歴史を塗り替えたカーメロ・アンソニー
ニューヨーク・ニックスのカーメロ・アンソニーは、いつもより集中してシャーロット・ボブキャッツとの試合が行われるホームのマディソン・スクエア・ガーデンに到着した。
このとき、アンソニーはもちろんチームメイトの誰も歴史的な夜になるとは思っていなかっただろう。
日本時間1月25日に行われたボブキャッツ戦で、アンソニーは今季NBAハイの62得点をマーク。
バーナード・キングスのフランチャイズ記録(60得点)、そしてコービー・ブライアントのマディソン・スクエア・ガーデンでの記録(61得点)を塗り替え、新記録を樹立した。
試合後、アンソニーは次のように話している。
「まだ夢のようだよ。ここ(マディソン・スクエア・ガーデン)で今夜ほど興奮したことはないんだ。これほどまでファンが盛り上がったことは去年からなかったしね。とにかく感覚を取り戻せて良かった」
「チーム全員にとって、今日みたいな勝利が必要だった。もちろん俺にもね。チームとして自信をつけたかったんだ」
これまでのアンソニーのNBAキャリアハイは50得点。
ボブキャッツ戦では前半だけで37得点を記録し、後半にNBAキャリアハイを更新してからというもの、アンソニーがボールを持つたびにマディソン・スクエア・ガーデンはファンの喝采で包まれた。
「メロ!」と叫ぶファンはこの時を待っており、歴史が塗り替えられたことに感動していたのだ。
現在のボブキャッツのコーチ陣には、ニックスのレジェンドであるパトリック・ユーイングがいる。
そしてボブキャッツのオーナーは“バスケットボールの神様”ことマイケル・ジョーダンだ。
この偉大なレジェンド2人の前で達成した記録というものは、また格別だったのだろう。
アンソニーは、「彼(ジョーダン)は見ていたと思うよ。今夜、俺が歴史を塗り替えてやった。でも、こんな偉業を成せる選手なんて本当にごく一部だと思う。今日みたいなゾーンに入ることができる選手って本当に少ないんだよ」と自信満々にコメント。
成す術なくボブキャッツのベンチに座っていたユーイングは、「今日は彼(アンソニー)のための夜だったね。彼が放つショットは全部入ってしまう気がしたよ。我々は彼にダブルチームを仕掛けてボールを奪おうとしたんだけど、それでも彼はホットなプレイを続けていたんだ」と称賛した。

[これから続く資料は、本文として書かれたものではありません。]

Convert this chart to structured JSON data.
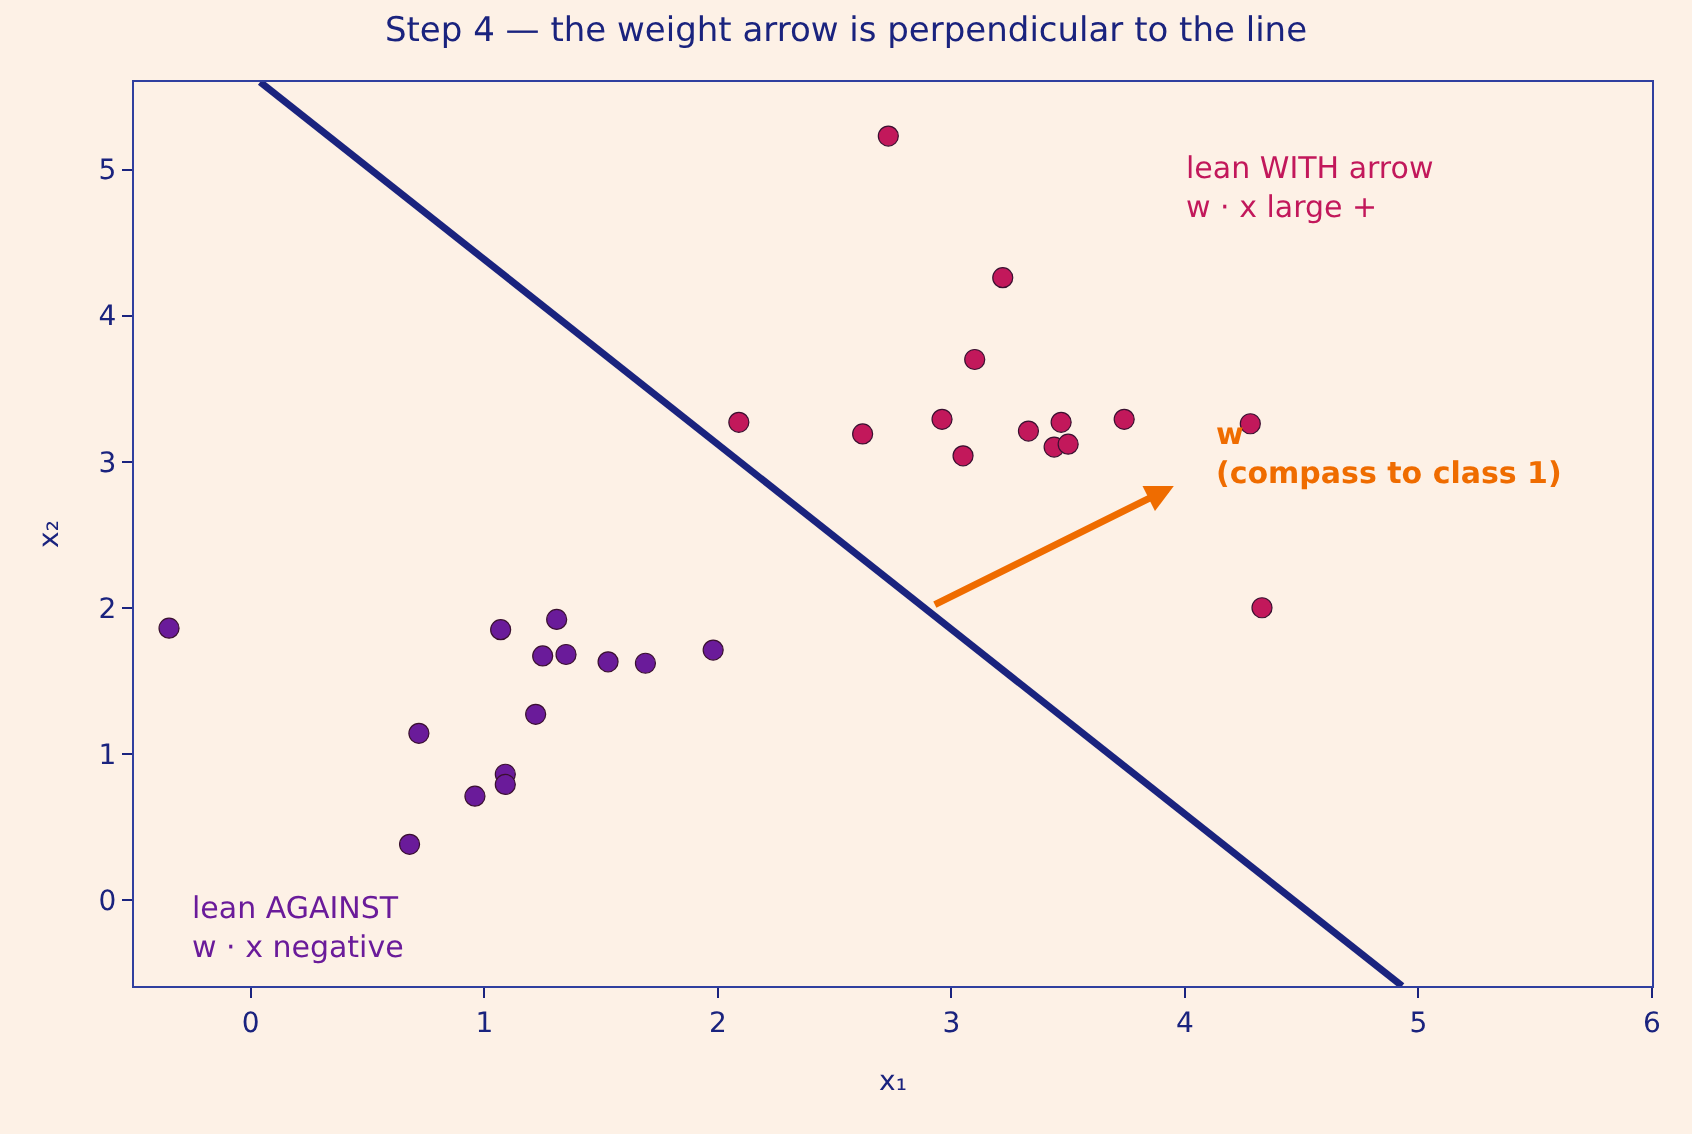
{
  "chart_data": {
    "type": "scatter",
    "title": "Step 4 — the weight arrow is perpendicular to the line",
    "xlabel": "x₁",
    "ylabel": "x₂",
    "xlim": [
      -0.5,
      6
    ],
    "ylim": [
      -0.59,
      5.6
    ],
    "xticks": [
      0,
      1,
      2,
      3,
      4,
      5,
      6
    ],
    "yticks": [
      0,
      1,
      2,
      3,
      4,
      5
    ],
    "grid": false,
    "marker": "circle",
    "series": [
      {
        "type": "line",
        "color": "#1a237e",
        "x": [
          0.04,
          4.93
        ],
        "values": [
          5.6,
          -0.59
        ],
        "marker": "none"
      },
      {
        "color": "#6a1b9a",
        "x": [
          -0.35,
          0.72,
          0.68,
          0.96,
          1.09,
          1.09,
          1.07,
          1.22,
          1.25,
          1.31,
          1.35,
          1.53,
          1.69,
          1.98
        ],
        "values": [
          1.86,
          1.14,
          0.38,
          0.71,
          0.86,
          0.79,
          1.85,
          1.27,
          1.67,
          1.92,
          1.68,
          1.63,
          1.62,
          1.71
        ]
      },
      {
        "color": "#c2185b",
        "x": [
          2.09,
          2.73,
          2.62,
          2.96,
          3.05,
          3.1,
          3.22,
          3.33,
          3.47,
          3.44,
          3.5,
          3.74,
          4.28,
          4.33
        ],
        "values": [
          3.27,
          5.23,
          3.19,
          3.29,
          3.04,
          3.7,
          4.26,
          3.21,
          3.27,
          3.1,
          3.12,
          3.29,
          3.26,
          2.0
        ]
      }
    ],
    "annotations": [
      "w\n(compass to class 1)",
      "lean WITH arrow\nw · x large +",
      "lean AGAINST\nw · x negative"
    ]
  }
}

アンソニーはFG35中23本(うち3Pは6本)を決めただけでなく、13リバウンドを記録して勝利に貢献。
チームメイトのタイソン・チャンドラーは、「すごかった!ニックスの選手がアリーナ記録を持つことになったから、本当に嬉しいよ」とアンソニーを称えた。

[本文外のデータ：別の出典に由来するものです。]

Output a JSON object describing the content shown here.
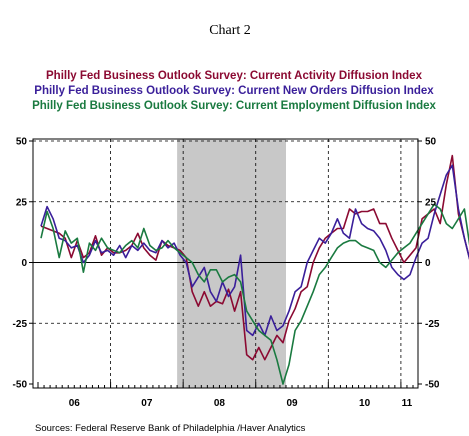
{
  "chart_data": {
    "type": "line",
    "title": "Chart 2",
    "source": "Sources:  Federal Reserve Bank of Philadelphia /Haver Analytics",
    "x_start": "2006-01",
    "x_end": "2011-02",
    "ylim": [
      -50,
      50
    ],
    "y_ticks": [
      50,
      25,
      0,
      -25,
      -50
    ],
    "y_tick_labels_left": [
      "50",
      "25",
      "0",
      "-25",
      "-50"
    ],
    "y_tick_labels_right": [
      "50",
      "25",
      "0",
      "-25",
      "-50"
    ],
    "x_tick_labels": [
      "06",
      "07",
      "08",
      "09",
      "10",
      "11"
    ],
    "recession_shading": {
      "start": "2007-12",
      "end": "2009-06",
      "color": "#c8c8c8"
    },
    "grid": "dashed at year boundaries and 25-point intervals",
    "legend_placement": "top",
    "series": [
      {
        "name": "Philly Fed Business Outlook Survey: Current Activity Diffusion Index",
        "color": "#8b0a32",
        "values": [
          15,
          14,
          13,
          12,
          10,
          2,
          9,
          2,
          4,
          11,
          3,
          6,
          4,
          4,
          5,
          7,
          12,
          6,
          3,
          1,
          9,
          7,
          6,
          5,
          2,
          -12,
          -18,
          -12,
          -18,
          -16,
          -17,
          -11,
          -20,
          -12,
          -38,
          -40,
          -35,
          -40,
          -35,
          -30,
          -33,
          -24,
          -19,
          -12,
          -10,
          0,
          6,
          10,
          12,
          14,
          14,
          22,
          20,
          21,
          21,
          22,
          16,
          16,
          10,
          5,
          0,
          3,
          6,
          18,
          20,
          22,
          16,
          32,
          44,
          20,
          10,
          0,
          -8,
          3
        ]
      },
      {
        "name": "Philly Fed Business Outlook Survey: Current New Orders Diffusion Index",
        "color": "#3a1f9a",
        "values": [
          15,
          23,
          18,
          10,
          9,
          6,
          7,
          0,
          3,
          9,
          4,
          5,
          3,
          7,
          2,
          7,
          5,
          8,
          5,
          4,
          9,
          6,
          8,
          3,
          0,
          -10,
          -6,
          -2,
          -12,
          -16,
          -8,
          -14,
          -10,
          3,
          -28,
          -30,
          -25,
          -30,
          -22,
          -28,
          -26,
          -20,
          -12,
          -10,
          0,
          5,
          10,
          8,
          12,
          18,
          12,
          10,
          22,
          16,
          14,
          13,
          10,
          5,
          -2,
          -5,
          -7,
          -5,
          2,
          8,
          10,
          20,
          28,
          36,
          40,
          22,
          10,
          0,
          -5,
          2
        ]
      },
      {
        "name": "Philly Fed Business Outlook Survey: Current Employment Diffusion Index",
        "color": "#1a7a40",
        "values": [
          10,
          21,
          14,
          2,
          13,
          8,
          10,
          -4,
          8,
          5,
          10,
          6,
          5,
          4,
          7,
          9,
          6,
          14,
          7,
          5,
          6,
          9,
          6,
          4,
          2,
          0,
          -5,
          -8,
          -3,
          -3,
          -8,
          -6,
          -5,
          -8,
          -20,
          -24,
          -28,
          -30,
          -32,
          -40,
          -50,
          -42,
          -28,
          -24,
          -18,
          -12,
          -5,
          -2,
          2,
          6,
          8,
          9,
          9,
          7,
          6,
          5,
          0,
          -2,
          1,
          4,
          6,
          8,
          12,
          16,
          20,
          24,
          22,
          16,
          14,
          18,
          22,
          5,
          4,
          8
        ]
      }
    ]
  }
}
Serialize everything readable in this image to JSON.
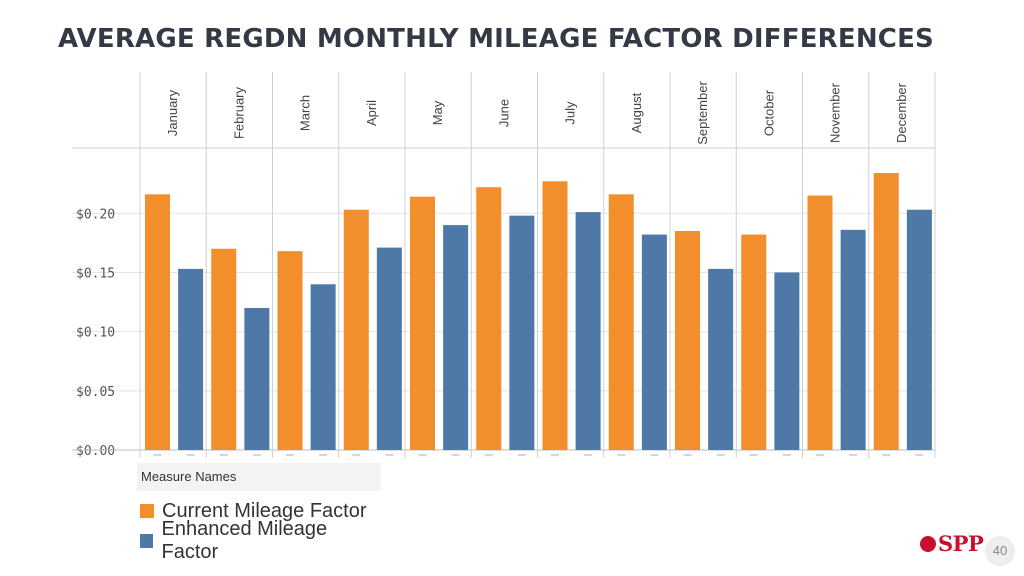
{
  "slide": {
    "title": "AVERAGE REGDN MONTHLY MILEAGE FACTOR DIFFERENCES",
    "page_number": "40",
    "logo_text": "SPP",
    "logo_color": "#c8102e"
  },
  "legend": {
    "title": "Measure Names",
    "items": [
      {
        "label": "Current Mileage Factor",
        "color": "#f28e2b"
      },
      {
        "label": "Enhanced Mileage Factor",
        "color": "#4e79a7"
      }
    ]
  },
  "chart_data": {
    "type": "bar",
    "title": "",
    "categories": [
      "January",
      "February",
      "March",
      "April",
      "May",
      "June",
      "July",
      "August",
      "September",
      "October",
      "November",
      "December"
    ],
    "series": [
      {
        "name": "Current Mileage Factor",
        "color": "#f28e2b",
        "values": [
          0.216,
          0.17,
          0.168,
          0.203,
          0.214,
          0.222,
          0.227,
          0.216,
          0.185,
          0.182,
          0.215,
          0.234
        ]
      },
      {
        "name": "Enhanced Mileage Factor",
        "color": "#4e79a7",
        "values": [
          0.153,
          0.12,
          0.14,
          0.171,
          0.19,
          0.198,
          0.201,
          0.182,
          0.153,
          0.15,
          0.186,
          0.203
        ]
      }
    ],
    "y_ticks": [
      "$0.00",
      "$0.05",
      "$0.10",
      "$0.15",
      "$0.20"
    ],
    "y_tick_values": [
      0,
      0.05,
      0.1,
      0.15,
      0.2
    ],
    "ylim": [
      0,
      0.245
    ],
    "xlabel": "",
    "ylabel": "",
    "grid": true,
    "legend_position": "bottom-left"
  }
}
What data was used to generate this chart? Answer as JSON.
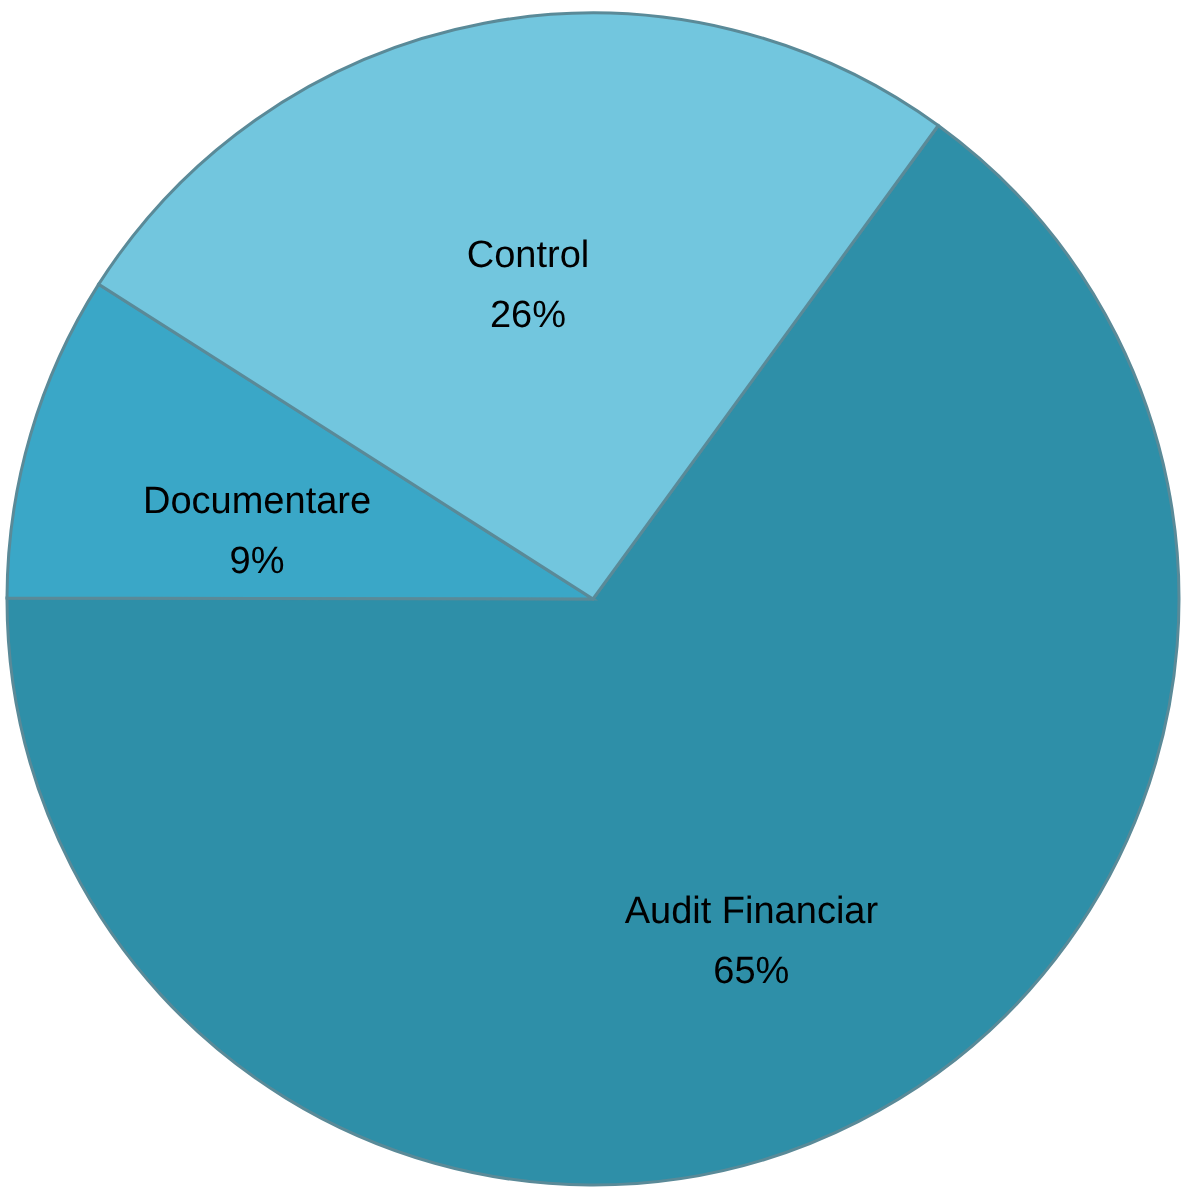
{
  "chart_data": {
    "type": "pie",
    "categories": [
      "Audit Financiar",
      "Documentare",
      "Control"
    ],
    "values": [
      65,
      9,
      26
    ],
    "value_labels": [
      "65%",
      "9%",
      "26%"
    ],
    "colors": [
      "#2e8fa8",
      "#3aa7c7",
      "#72c6de"
    ]
  }
}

今季のニックスは低迷を続けているうえ、エースのアンソニーにはトレードの噂がつきまとっている。
いつの間にかアンソニーから笑顔がなくなっていたが、ベンチに下がると満面の笑みを浮かべ、チームメイトと抱き合って喜びを分かち合った。
「チームメイトが立ち上がって、笑顔で迎えてくれた。みんなが笑顔を取り戻したんだ。あいつらの笑顔を見ることができて、俺も嬉しいよ」
アンソニーの活躍が口火となり、ニックスが復活を遂げることができれば、熱烈なニックスファンとして知られるスパイク・リーも大喜びだろう。
リーにとっても忘れられない夜になったに違いない。